Through Allison the heroes of the ages are summoned and joined together to face this menace, even as they fight it in their own times. Conan; a thief and reaver from a land before time, who has often crossed paths with the Stygian wizards who worship Set. Marc Spector, known as the Moon Knight; chosen of Khonshu, the Pale Crescent of Egypt, who has fought to delay the night when Set drags the moon from the sky and all becomes black. Solomon Kane; a Puritan and Paladin who seeks to destroy all that is evil in the name of his One True God. Dark Agnes; a fierce and fiery woman warrior, who slew her betrothed and rode off in search of adventure rather than be a dull and dutiful wife. All shall be tested as never before, in a battle for the souls of all humanity!

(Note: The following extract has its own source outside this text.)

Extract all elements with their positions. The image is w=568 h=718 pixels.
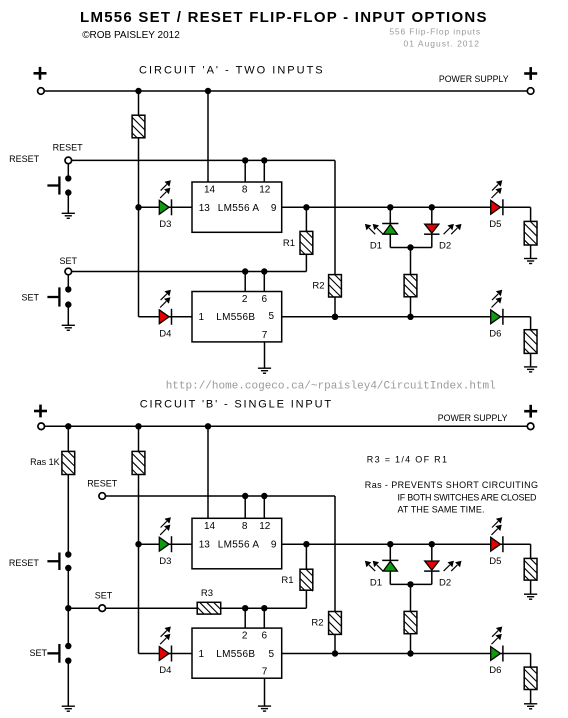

Presumably there is some reason why “James Allison” was not Robert E. Howard in this story, though it is clear who the author summoning these ancient heroes into battle is meant to be. Even without the reference to Cross Plains, Texas (Howard’s home town, if you did not know.), the artwork captures the famous Howard house (now a museum) quite well and writer Jim Zub does a masterful job of mimicking Howard’s prose with the text introducing this issue, which sounds like it could have come straight from Weird Tales.
In other words, Conan: Serpent War #1 is not your typical team-up comic, nor is it at all exploitative of Howard’s work and characters. Solomon Kane, Conan and Dark Agnes are all written true to form here, though I know that some Howard scholars will debate the appropriateness of Agnes fighting cultists when the two stories involving her which Howard completed were non-supernatural historical pieces. (A third unfinished Dark Agnes story, “Mistress of Death,” was completed by Gerald W. Page in 1971 and includes a sorcerer villain, but it is largely considered a lesser work.) I’m not that familiar with Moon Knight, but he seems to be in character as well, from what I do know.
Amusingly, the only fault to the story is that it doesn’t introduce these heroes as well as it might have, so the Howard purists who might object to this adaptation on principle are the only ones who may get all the references. We do get two-page graphic montages showing the characters in action and detailing some of their exploits, but the text doesn’t give us much beyond a basic description of who they are. Presumably we will get to learn more in later issues as we see the heroes interact with one another.
The artwork is vividly detailed, with two teams handling different sections of the story. Vanesa R. Del Rey and Jean-Francois Beaulieu turn the sequences showing James Allison into vivid works of horror, reminiscent of the EC Comics of the early 1950s. The main section of the comic showing our heroes in action look more traditionally heroic but are no less skillfully brought to life by Scot Eaton, Scott Hanna and Frank D’Armata. Travis Lanham also deserves praise for his clear, precise lettering and his expressive sound effects balloons.
While not a substitute for The Complete Robert E. Howard Library, Conan: Serpent War #1 is a spirited tribute to Howard’s work and heroes. I’m not sure how effective it is in introducing Howard’s more obscure heroes to modern audiences, but I do hope we might get a Dark Agnes solo series out of this book.
(EDIT NOTE: Apparently there IS a Dark Agnes mini-series on the way. Hurray!)
Conan: Serpent War #1 releases on December 4th, 2019!